On 2009-10-20 07.10, Kent Sølvsten wrote:
What do You think of this design: The persistent state of an entitiy is
separeted into blocks 0,1,2... Block 0 is data loaded when the
entitystate is initialized. Thus the current layout is all data in block 0.
Other possible layouts could be to have a separate block for each
property, or lump all data together in block 1. The entitystate will
need to know the partitioning model for this composite instance
(probably the same for all instances of the same entity). When an
attribute is loaded all data in the same block will be loaded.

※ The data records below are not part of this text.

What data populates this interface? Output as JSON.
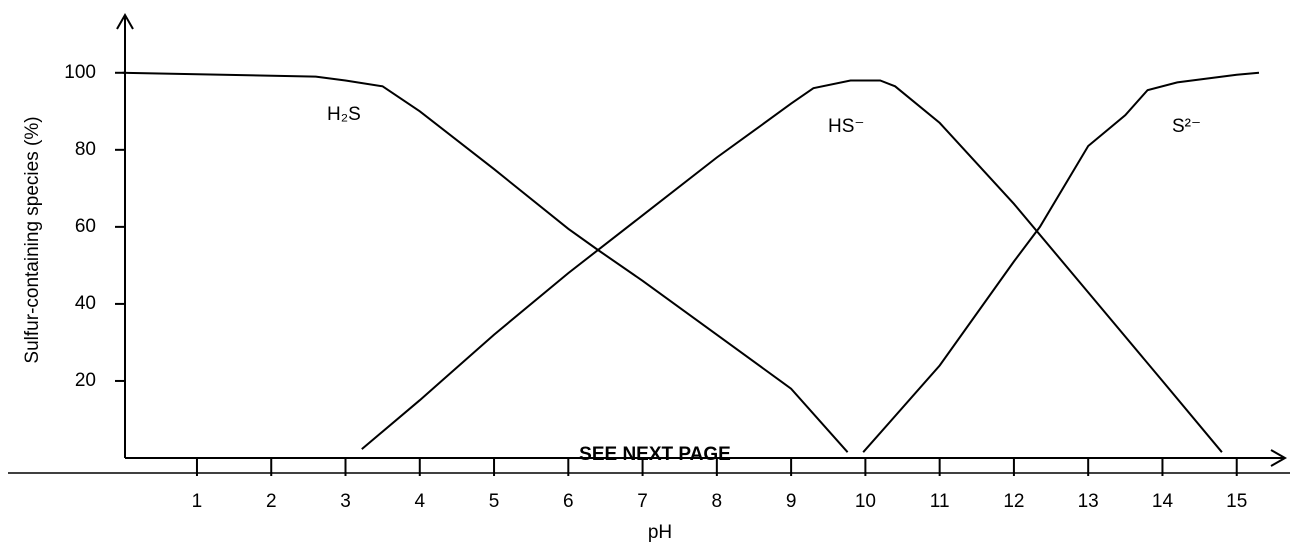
{
  "chart_data": {
    "type": "line",
    "ylabel": "Sulfur-containing species (%)",
    "xlabel": "pH",
    "footer": "SEE NEXT PAGE",
    "xlim": [
      0,
      15.65
    ],
    "ylim": [
      0,
      115
    ],
    "xticks": [
      1,
      2,
      3,
      4,
      5,
      6,
      7,
      8,
      9,
      10,
      11,
      12,
      13,
      14,
      15
    ],
    "yticks": [
      20,
      40,
      60,
      80,
      100
    ],
    "color": "#000000",
    "series": [
      {
        "name": "H₂S",
        "x": [
          0,
          2.6,
          3,
          3.5,
          4,
          5,
          6,
          6.4,
          7,
          8,
          9,
          9.76
        ],
        "values": [
          100,
          99,
          98,
          96.5,
          90,
          75,
          59.5,
          54,
          46,
          32,
          18,
          1.5
        ]
      },
      {
        "name": "HS⁻",
        "x": [
          3.22,
          4,
          5,
          6,
          7,
          8,
          8.5,
          9,
          9.3,
          9.8,
          10.2,
          10.4,
          11,
          12,
          13,
          14,
          14.8
        ],
        "values": [
          2.3,
          15,
          32,
          48,
          63,
          78,
          85,
          92,
          96,
          98,
          98,
          96.5,
          87,
          66,
          43,
          20,
          1.5
        ]
      },
      {
        "name": "S²⁻",
        "x": [
          9.97,
          11,
          12,
          12.35,
          13,
          13.5,
          13.8,
          14.2,
          15,
          15.3
        ],
        "values": [
          1.5,
          24,
          51,
          60,
          81,
          89,
          95.5,
          97.5,
          99.5,
          100
        ]
      }
    ]
  }
}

The data
access pattern will be tracked for the current usecase.
The opens the possibility of later creating an ultrawicked cool loading
policy deciding the partitioning at runtime based on usage patterns. Or
just using a block per mixin. Or...
Yes, that would definitely be possible. Interesting idea!
An entity is currently "loaded" in potentially 3 different steps:
first the proxy is created. Then, upon first state access the
EntityStore is asked for an EntityState. Then the actual state is
retrieved. The EntityStore could use information about the UoW when
either the EntityState or a specific property is loaded.
Which information about the UoW are You thinking of? The Usecase (not in
the ES-UOW but that is easy to change)?
The Usecase would be one. If it's not explicitly in the Usecase, then
the EntityStore can create information manually by "learning" what a
Usecase does.
The Usecase *is* handed to the ES when a UoW is started, so that it's
not in the default ESUOW is an implementation detail, so yes, it is easy
to change if necessary.
That in itself is not so hard, as the key will simply be the
package+class+method name, i.e. QualifiedName which we already have.
One issue is that if you move a property to another interface that
*must* be handled or the property is "gone".
Will this not be a problem if the parts of the composites are stored
individually, regardless of whether we group by class (mixin) or store
each property/attribute separately (because of QN)? The problem seem to
go away by using "blocks" I guess.
Yeah, it might be that that's the conclusion: storing all together is
wrong (loading too much) and storing all separate is wrong (not loading
enough), so the "right" solution has to be in the middle, and the
variant using blocks seems like an ok way to do it.
Basically you would have:
Block 0: all properties/assocs/manyassocs. This is used for write-usecases.
When the EntityStore figures out that a read-usecase (=discard is used)
loaded property 1,3 and assoc 4, then it creates that as a block unless
it already exists. I.e. the key is {prop=1,3;assoc=4}, so that any other
usecase having the same access pattern can reuse it. In my own case, I
have a property "description" that is used for lots of usecases, so that
key is {prop=description} and would be used by many usecases.
When a write-usecase is performed it writes to block 0, and either
deletes all the other blocks (so that they can be created on read) or
eager-updates them within the same write.
Lots of tweaking and thinking to be done, but the basic idea seems ok to me.